The Higgs-Boson has caused a lot of ruckus throughout the past decade. From being featured in multiple specials on cable TV, making headlines in several major newspapers, and even being involved in the plot of a Hollywood film, it is safe to say that the so-called “God particle” has entered deeply into the subconscious of semi-scientifically informed Americans.
But what is a Higgs-Boson?
Time for some ¡HARDCORE SCIENCE!
Here’s a quick rundown of the background. In the 1970’s, the project of creating a “Standard Model of Particle Physics” came to fruition. It was an attempt to account for how subatomic particles interact the way that they do (through radiation, electromagnetism, and binding) and to explain what each known particle actually is, as well as what other kinds of particles ought to exist based on what was already known. The particles we speaking of are things like electrons, gluons, leptons, quarks… You know, really, really small things.
The challenge is so large in part precisely because the stuff is so small. To confirm the whole Standard Model, you would have to find each particle, where it’s supposed to be, doing what it’s supposed to be doing, when it’s supposed to be doing it. This is expensive, time consuming, and sometimes very frustrating… But it’s wicked cool.
Additionally, the Standard Model still has some kinks to work out… The challenge on the theoretical level is to reconcile this internally consistent theory with what we know about gravity, cosmology, and a few other things.

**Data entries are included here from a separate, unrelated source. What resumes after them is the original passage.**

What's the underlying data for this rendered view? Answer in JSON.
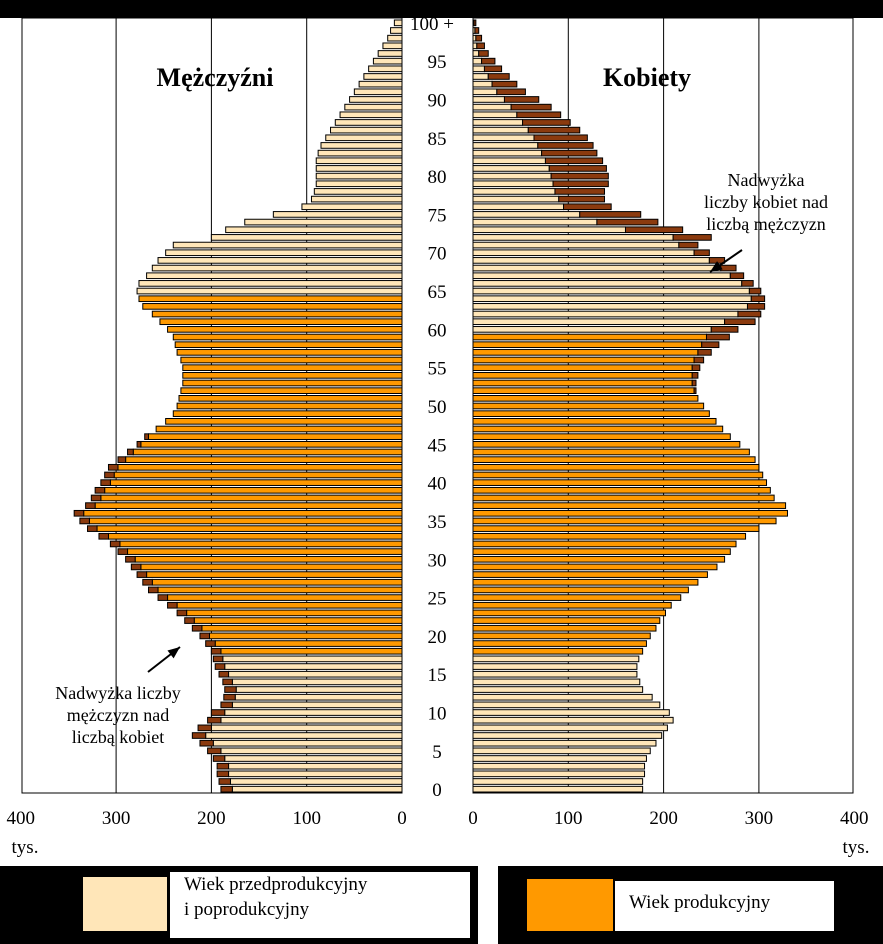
{
  "chart_data": {
    "type": "bar",
    "orientation": "horizontal-pyramid",
    "panels": {
      "left": {
        "title": "Mężczyźni"
      },
      "right": {
        "title": "Kobiety"
      }
    },
    "age_range": [
      0,
      100
    ],
    "ylim": [
      0,
      100
    ],
    "age_tick_labels": [
      "0",
      "5",
      "10",
      "15",
      "20",
      "25",
      "30",
      "35",
      "40",
      "45",
      "50",
      "55",
      "60",
      "65",
      "70",
      "75",
      "80",
      "85",
      "90",
      "95",
      "100 +"
    ],
    "x_tick_values": [
      400,
      300,
      200,
      100,
      0
    ],
    "x_tick_labels": [
      "400",
      "300",
      "200",
      "100",
      "0"
    ],
    "xlim": [
      0,
      400
    ],
    "unit_label": "tys.",
    "grid": true,
    "productive_age": {
      "men": [
        18,
        64
      ],
      "women": [
        18,
        59
      ]
    },
    "colors": {
      "non_productive": "#FFE6B8",
      "productive": "#FF9900",
      "surplus": "#8B3A0E",
      "stroke": "#000000"
    },
    "men": [
      178,
      180,
      182,
      182,
      186,
      190,
      198,
      206,
      200,
      190,
      186,
      178,
      175,
      174,
      178,
      182,
      186,
      188,
      190,
      196,
      202,
      210,
      218,
      226,
      236,
      246,
      256,
      262,
      268,
      274,
      280,
      288,
      296,
      308,
      320,
      328,
      334,
      322,
      316,
      312,
      306,
      302,
      298,
      290,
      282,
      274,
      266,
      258,
      248,
      240,
      236,
      234,
      232,
      230,
      230,
      230,
      232,
      236,
      238,
      240,
      246,
      254,
      262,
      272,
      276,
      278,
      276,
      268,
      262,
      256,
      248,
      240,
      200,
      185,
      165,
      135,
      105,
      95,
      92,
      90,
      90,
      90,
      90,
      88,
      85,
      80,
      75,
      70,
      65,
      60,
      55,
      50,
      45,
      40,
      35,
      30,
      25,
      20,
      15,
      12,
      8
    ],
    "women": [
      178,
      178,
      180,
      180,
      182,
      186,
      192,
      198,
      204,
      210,
      206,
      196,
      188,
      178,
      175,
      172,
      172,
      174,
      178,
      182,
      186,
      192,
      196,
      202,
      208,
      218,
      226,
      236,
      246,
      256,
      264,
      270,
      276,
      286,
      300,
      318,
      330,
      328,
      316,
      312,
      308,
      304,
      300,
      296,
      290,
      280,
      270,
      262,
      255,
      248,
      242,
      236,
      232,
      230,
      230,
      230,
      232,
      236,
      240,
      245,
      250,
      264,
      278,
      288,
      292,
      290,
      282,
      270,
      260,
      248,
      232,
      216,
      210,
      160,
      130,
      112,
      95,
      90,
      86,
      84,
      82,
      80,
      76,
      72,
      68,
      64,
      58,
      52,
      46,
      40,
      33,
      25,
      20,
      16,
      12,
      9,
      6,
      4,
      3,
      2,
      1
    ],
    "surplus_women": [
      0,
      0,
      0,
      0,
      0,
      0,
      0,
      0,
      0,
      0,
      0,
      0,
      0,
      0,
      0,
      0,
      0,
      0,
      0,
      0,
      0,
      0,
      0,
      0,
      0,
      0,
      0,
      0,
      0,
      0,
      0,
      0,
      0,
      0,
      0,
      0,
      0,
      0,
      0,
      0,
      0,
      0,
      0,
      0,
      0,
      0,
      0,
      0,
      0,
      0,
      0,
      0,
      2,
      4,
      6,
      8,
      10,
      14,
      18,
      24,
      28,
      32,
      24,
      18,
      14,
      12,
      12,
      14,
      16,
      16,
      16,
      20,
      40,
      60,
      64,
      64,
      50,
      48,
      52,
      58,
      60,
      60,
      60,
      58,
      58,
      56,
      54,
      50,
      46,
      42,
      36,
      30,
      26,
      22,
      18,
      14,
      10,
      8,
      6,
      4,
      2
    ],
    "surplus_men": [
      12,
      12,
      12,
      12,
      12,
      14,
      14,
      14,
      14,
      14,
      14,
      12,
      12,
      12,
      10,
      10,
      10,
      10,
      10,
      10,
      10,
      10,
      10,
      10,
      10,
      10,
      10,
      10,
      10,
      10,
      10,
      10,
      10,
      10,
      10,
      10,
      10,
      10,
      10,
      10,
      10,
      10,
      10,
      8,
      6,
      4,
      4,
      0,
      0,
      0,
      0,
      0,
      0,
      0,
      0,
      0,
      0,
      0,
      0,
      0,
      0,
      0,
      0,
      0,
      0,
      0,
      0,
      0,
      0,
      0,
      0,
      0,
      0,
      0,
      0,
      0,
      0,
      0,
      0,
      0,
      0,
      0,
      0,
      0,
      0,
      0,
      0,
      0,
      0,
      0,
      0,
      0,
      0,
      0,
      0,
      0,
      0,
      0,
      0,
      0,
      0
    ],
    "annotations": {
      "women_surplus": [
        "Nadwyżka",
        "liczby kobiet nad",
        "liczbą mężczyzn"
      ],
      "men_surplus": [
        "Nadwyżka liczby",
        "mężczyzn nad",
        "liczbą kobiet"
      ]
    },
    "legend": [
      {
        "label_lines": [
          "Wiek przedprodukcyjny",
          "i poprodukcyjny"
        ],
        "color": "#FFE6B8"
      },
      {
        "label_lines": [
          "Wiek produkcyjny"
        ],
        "color": "#FF9900"
      }
    ]
  }
}
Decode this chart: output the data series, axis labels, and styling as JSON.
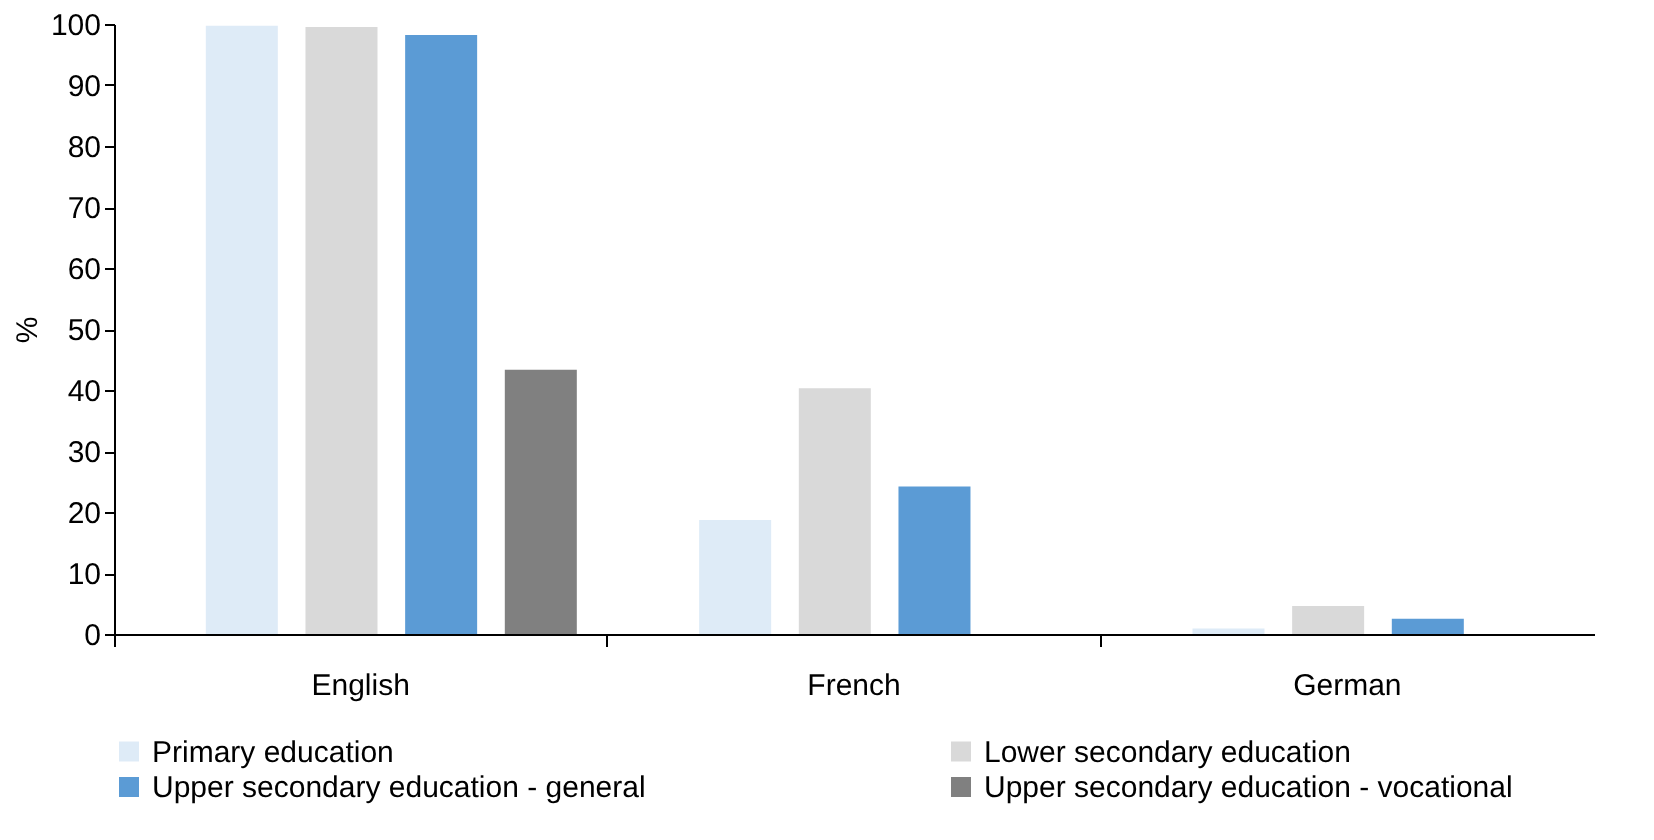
{
  "chart_data": {
    "type": "bar",
    "ylabel": "%",
    "categories": [
      "English",
      "French",
      "German"
    ],
    "series": [
      {
        "name": "Primary education",
        "color": "#deebf7",
        "values": [
          99.7,
          18.7,
          0.9
        ]
      },
      {
        "name": "Lower secondary education",
        "color": "#d9d9d9",
        "values": [
          99.5,
          40.3,
          4.6
        ]
      },
      {
        "name": "Upper secondary education - general",
        "color": "#5b9bd5",
        "values": [
          98.2,
          24.2,
          2.5
        ]
      },
      {
        "name": "Upper secondary education - vocational",
        "color": "#808080",
        "values": [
          43.3,
          null,
          null
        ]
      }
    ],
    "ylim": [
      0,
      100
    ],
    "yticks": [
      0,
      10,
      20,
      30,
      40,
      50,
      60,
      70,
      80,
      90,
      100
    ],
    "grid": false,
    "legend": "bottom"
  }
}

One of the biggest observational challenges for the Standard Model, which is usually tested by experiments done with particle accelerators (like the Large Hadron Collider) , has been the Higgs-Boson. It should be there, if the model is correct, but it is elusive. Not only is it super small, it’s got a lifespan of about 1.56×10−22 seconds – that’s about one and a half sextillionth of a second – after which it decays into other particles. Maybe it would feel at home in Manhattan.
The Higgs-Boson would basically be the thing that allowed certain particles to have mass. (And I do not mean unlocking the sacristy door.) The Higgs-Boson IS NOT what makes ALL particles have mass. This is a common misconception.

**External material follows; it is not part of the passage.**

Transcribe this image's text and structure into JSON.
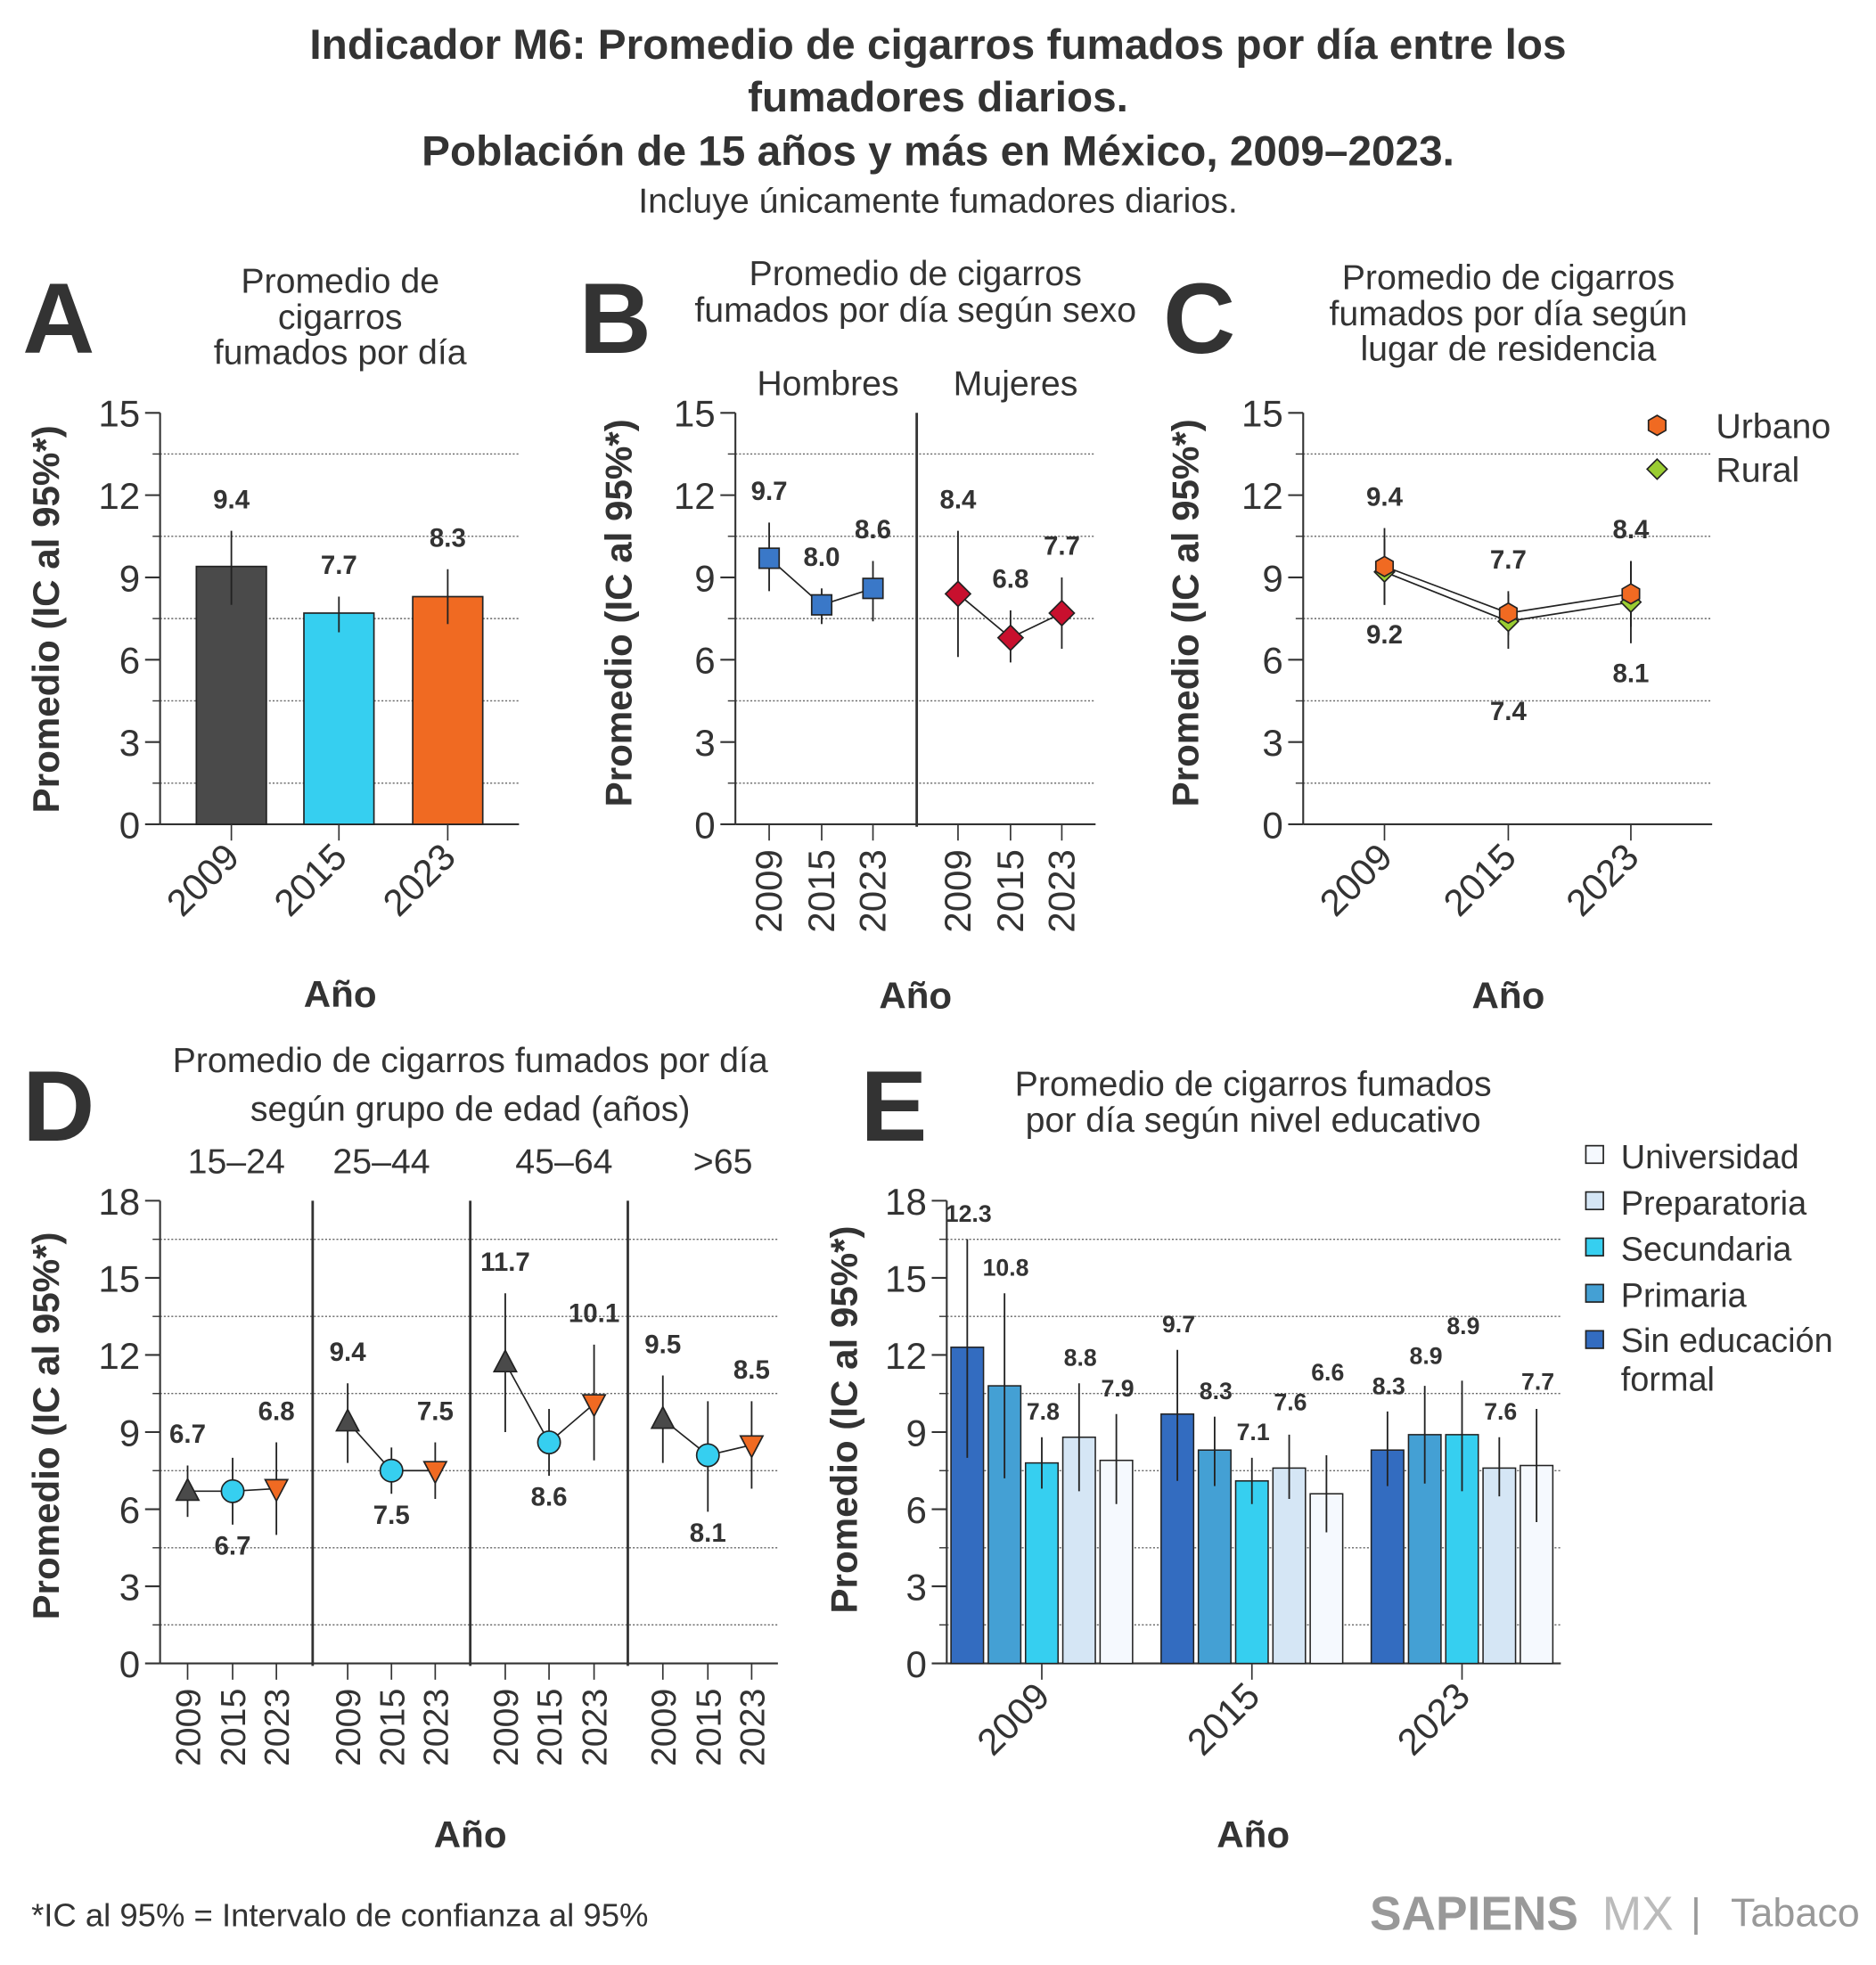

Here’s an analogy to help get the idea. When light goes through a prism, there is refraction… Photons, which were in “symmetry,” or acting the same as each other, all of a sudden begin to behave differently, with higher and lower frequency waves splitting apart to make all those pretty colors we know and love. The symmetry is disrupted. Well, when boson particles encounter a Higgs field, (think “gravitational field,” “electromagnetic field,” etc.) something similar happens… the massless particles can lose their symmetry, and some gain mass.
So what is the whole “God particle” schtick about? Well, if you ask that sad camerlengo from Angels & Demons, who clearly did not pass a single philosophy class in seminary, the Higgs-Boson is a threat to God’s claim on the act of creation.
“If science is allowed to claim the moment of creation, what is left for God?”
The title “God particle” comes from a book written in 1993. It is just a way of pointing out how basic, important, and elusive the Higgs-Boson is. The “God particle” is clearly a mixture of act and potency (more potency than act you might say, seeing how quickly it pops in and out of existence) and, while we’re at it, it must in some way be composed of other stuff more basic than itself. It’s a composite, so it must be caused, since things can’t put their essential parts together (or else they would have already existed).
Unfortunately, many people think that the Higgs-Boson actually is some kind of threat to religion. Or something.
Once again, from the film, Angels & Demons:
Vittoria Vetra: It’s a way of studying the origins of the universe, to try to isolate what some people call the God particle. But there are implications for energy research.
Man: The God particle?
Vittoria Vetra: What we call it isn’t important. It’s what gives all matter mass, the thing without which we could not exist.
Robert Langdon: You’re talking about the moment of creation.
Vittoria Vetra: Yes. You know what? I am.
Lolz. They didn’t even get the SCIENCE right.